Para los partidos emergentes, el debate monarquía o república es una cuestión de Estado –nunca mejor dicho- y esperan la cada vez más lejana reforma constitucional para plantearla. ¿Responde esta cuestión a razones meramente ideológicas o tiene algún sentido práctico? El 80.º cumpleaños del Rey emérito y sus 37 años de reinado proporcionan una buena excusa para reflexionar sobre esta cuestión. Son dos, en esencia, los argumentos que se barajan para inclinar la balanza a favor de la república, el económico y el político. El económico se cae por su propio peso. La Casa Real en conjunto supone un gasto para el erario público cercano a los 25 millones de euros. La República italiana ronda los 225 millones, y la francesa, los 112. Sin comentarios.
Desde el punto de vista político se reprocha el carácter hereditario de la institución frente al democrático de la república. En este punto surgen las primeras interrogantes: ¿son democráticas las repúblicas de Cuba, Venezuela, China, Vietnam o Corea del Norte? Es cierto que el reinado de Juan Carlos I estuvo teñido de episodios poco edificantes para la institución de los que salió airoso gracias a la colaboración de algunos jueces que calificaron las demandas contra él interpuestas de «improponibles», término ajeno a la práctica forense pero con el que el tribunal actuante quería enfatizar que no solo eran inadmisibles, sino que ni siquiera se podían proponer. Felipe VI, por el contrario, ha revitalizado la Corona, la ha hecho más moderna, más transparente, más ética, se nos muestra como una persona muy preparada que prestigia a España allá donde va y la enraíza con los períodos más gloriosos de su pasado épico. Instaurar una república no resuelve ningún problema práctico y supone crear otro nicho de posible corrupción política. Se dice que al día de hoy tres de cada cuatro españoles no pudieron votar la forma política del Estado. Cierto, pero vivimos en una democracia mutilada en la que se vota cada cuatro años y solo para elegir a aquellos designados por los partidos políticos.
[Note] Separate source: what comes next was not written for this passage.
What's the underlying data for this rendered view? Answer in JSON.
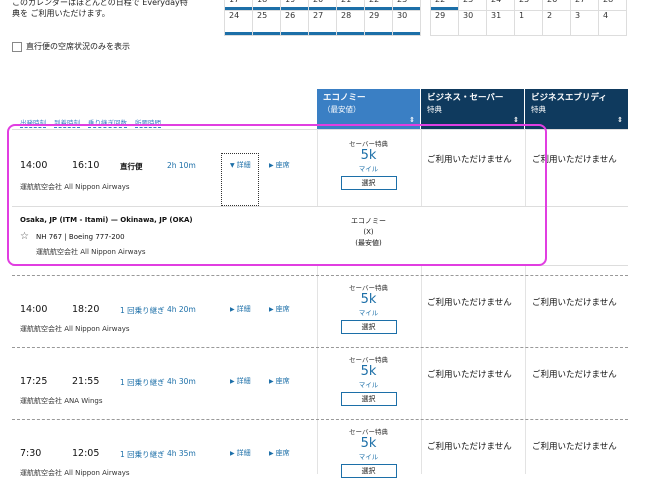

Es hora de reivindicar un sistema democrático en el que se puedan votar los sueldos de los políticos; la ley electoral, primero para evitar la sobrerrepresentación de los partidos nacionalistas, que son el cáncer de la democracia, y, segundo, para dar paso a las listas abiertas; la financiación de los partidos políticos, que, a pesar de ser asociaciones privadas, viven de las aportaciones públicas; la edad de jubilación de los políticos, para acabar con espectáculos como el que día a día nos ofrece Carmena, considerada incapaz por razón de edad para ser juez pero que gobierna una capital de cuatro millones de personas; el cupo vasco, fruto de una gran mentira histórica; la consideración del personal eventual de los partidos políticos como empleados públicos y, por tanto, retribuidos con cargo al presupuesto; la duración de las legislaturas y mandatos de los políticos y altos cargos, para no estar obligados a apagar la televisión cuando salen Villalobos, Arenas o Camacho; la recuperación de las competencias de educación y sanidad por el Estado; la eliminación de las prebendas de ex altos cargos y exdiputados; la instauración de un sistema en el que gobierne el más votado...; en fin, sobre un elenco de cuestiones vergonzantes que se nos hurtan al debate y decisión y que sí suponen un verdadero despilfarro de dinero público. La famosa frase que define la democracia como el gobierno del pueblo, por el pueblo y para el pueblo se ha convertido en una falacia, en una gran mentira histórica.